The overall theme of the Swedish participation in the Shanghai Expo 2010 was “The Spirit of Innovation”. The architecture of the pavilion, the exhibition, and the activities hosted by the pavilion during the Expo were all grounded in this theme. With the official keywords sustainability, innovation and communication, this theme aimed to showcase Sweden as a nation of problem solvers, specifically in the sphere of urban environment and the quality of everyday life. According to General Commissioner Annika Rembe, the pavilion showed how Sweden has managed to develop so far, stressing Swedish ways of working, especially cooperation and a faith in creativity. One of the most important symbols for the Swedish pavilion was the cartoon character Pippi Longstocking. According to exhibition designer Carin Lembre, in order to be innovative like Alfred Nobel, you need to be creative like Pippi Longstocking. “The Spirit of Inspiration is created when, like Pippi, you dare to be brave, dare to try new ways of thinking and dare to make mistakes.”


The design of the pavilion was submitted by the Swedish architectural firm Sweco, under the supervision of chief architects Johannes Tüll and Christer Stenmark. It was a three-storey construction made up of four separate cube-like structures connected by elevated walkways. The first and second floors house the public exhibition, while the entire third floor was dedicated to conference areas and related facilities. A small café and a souvenir shop were located on the first floor. One of the most distinguishing design features was the laminated-wood outdoor atrium of the entrance hall, along with the roof-top glass-floor bar situated on top of it. The outside design combines an outer steel shell representing the street network of Stockholm with large panorama photography of Swedish forests on the inward-facing outer wall surfaces. This design was grounded in the concept of a meeting between city, nature and mankind.

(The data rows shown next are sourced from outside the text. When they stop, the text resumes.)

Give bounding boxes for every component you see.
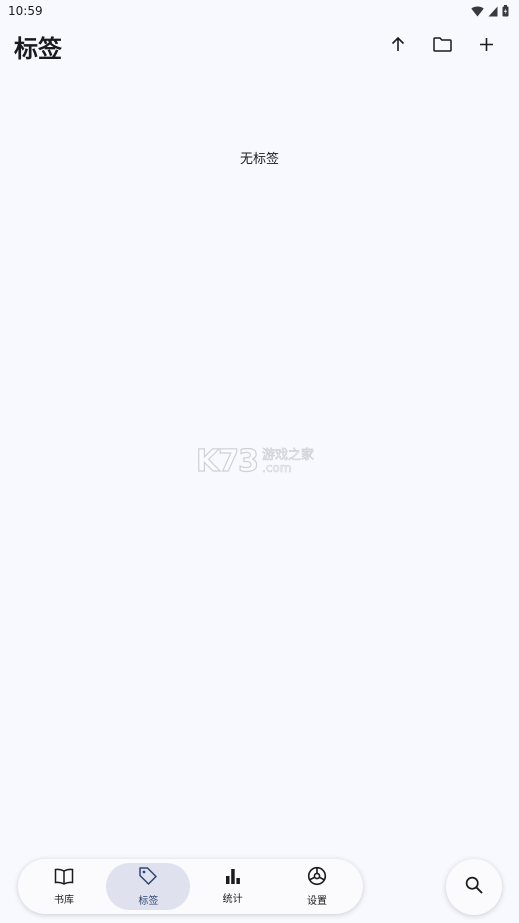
nav-label-tags: 标签 [138, 896, 159, 907]
tag-icon [138, 866, 158, 890]
folder-icon [432, 36, 452, 56]
page-title: 标签 [14, 34, 62, 63]
settings-icon [307, 866, 327, 890]
app-header: 标签 [0, 26, 519, 66]
plus-icon [479, 37, 494, 56]
signal-icon [488, 2, 498, 21]
nav-item-library[interactable]: 书库 [22, 863, 106, 910]
search-icon [465, 876, 483, 898]
battery-icon [502, 2, 509, 21]
wifi-icon [471, 2, 484, 21]
bar-chart-icon [225, 868, 241, 888]
watermark-side: 游戏之家 .com [262, 447, 315, 475]
nav-item-tags[interactable]: 标签 [106, 863, 191, 910]
watermark-logo: K73 [195, 443, 259, 479]
status-icons [471, 2, 509, 21]
header-actions [381, 29, 503, 63]
tags-screen: 10:59 标签 无标签 K73 游戏之家 .com 书库 标签 统计 设置 [0, 0, 519, 923]
nav-item-settings[interactable]: 设置 [275, 863, 359, 910]
status-bar: 10:59 [0, 0, 519, 22]
book-icon [54, 868, 74, 889]
add-tag-button[interactable] [469, 29, 503, 63]
arrow-up-icon [390, 36, 406, 56]
open-folder-button[interactable] [425, 29, 459, 63]
empty-state-text: 无标签 [239, 152, 279, 167]
sort-up-button[interactable] [381, 29, 415, 63]
nav-label-library: 书库 [54, 894, 74, 906]
nav-label-stats: 统计 [222, 894, 243, 905]
watermark-com: .com [262, 460, 292, 475]
watermark: K73 游戏之家 .com [195, 443, 326, 479]
status-time: 10:59 [8, 4, 43, 18]
nav-label-settings: 设置 [306, 896, 327, 907]
search-button[interactable] [446, 859, 502, 915]
nav-item-stats[interactable]: 统计 [191, 863, 275, 910]
bottom-navigation: 书库 标签 统计 设置 [18, 859, 363, 914]
watermark-cn: 游戏之家 [262, 447, 315, 463]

The Swedish exhibition was designed by communication and design agencies Springtime, Futurniture and Tengom architects as a walk through five halls of the Swedish pavilion, aimed to introduce the country of Sweden from the perspectives of sustainability and innovation. The entrance of the pavilion, the Swedish Atmosphere Hall, contained images of Swedish people and nature. The second exhibition hall, the Hall of Environmental Challenges, introduced some cases of environmental problems faced by Sweden and the solutions that had already been implemented towards them. The third hall, the Hall of Solutions, showed examples of products to be found in an ecologically sustainable city and a hands-on kitchen that demonstrates the contributions everyone can make to the environment. From this hall, one of the pavilion’s most popular attractions, a giant slide, led down to the Hall of Spirit of Innovation, where fifty Swedish inventions and designs were displayed on pictures. This hall also contains a number of swings that visitors could try, and aimed to deliver the message that true innovation comes from play. The last exhibition hall, the Innovative Society Hall, let visitors interact with machines and also featured the flexible space of the “Innovation Stage”, where activities and competitions were held at regular intervals.

Visitors and activities

By mid-September, the Swedish pavilion had received over two million visitors. Except for the permanent exhibition, for the duration of the World Expo, several activities on sustainability and innovation were organized by the Swedish pavilion, including a SymbioCity forum, discussing the cities of the future, and a children’s literature seminar.